35
No I jest wieczór. Godzina 22, a ja z Nat już lekko wstawione czekamy aż reszta się zbierze. Ostatecznie mamy spotkać się o 22:30, ale Nat chciała pogadać o jej relacji ze Stevem. Coś iskrzy, co bardzo mnie cieszy. Pasują do siebie i oboje zasługują na szczęście po tym co przeszli. Razem z Nat popijałyśmy wódkę. Pogubiłam się ile kieliszków po pierwszej flaszce.
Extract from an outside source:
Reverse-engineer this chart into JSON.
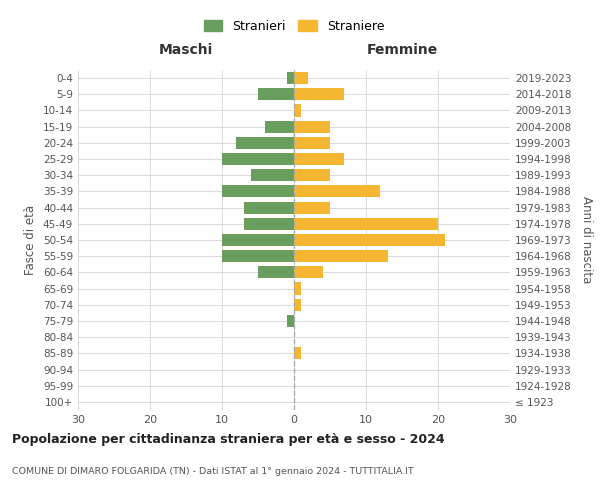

-Mam pomysł.- Zagadałam do rudowłosej.
-Napewno genialny.- Zaśmiała się.
-Może postawimy na coś więcej niż alkohol?- Zapytałam z chytrym uśmieszkiem.
-Zależy co masz na myśli.- Powiedziała i też się uśmiechnęła.
-No wieszzz.- Przeciągnęłam.
-Oświeć mnie.-Nachyliła się w moją stronę.
-Może jakieś tabletki?- Rudowłosa uśmiechnęła się szerzej co uznałam za tak. Chwyciłam za telefon i dziewczynę za rękę. Wybiegłyśmy z wierzy i popędziłyśmy do jednego ze starych garaży niedaleko naszej wierzy. Zapukałam w drzwi i otworzył mi diler, którego poleciła mi Mj.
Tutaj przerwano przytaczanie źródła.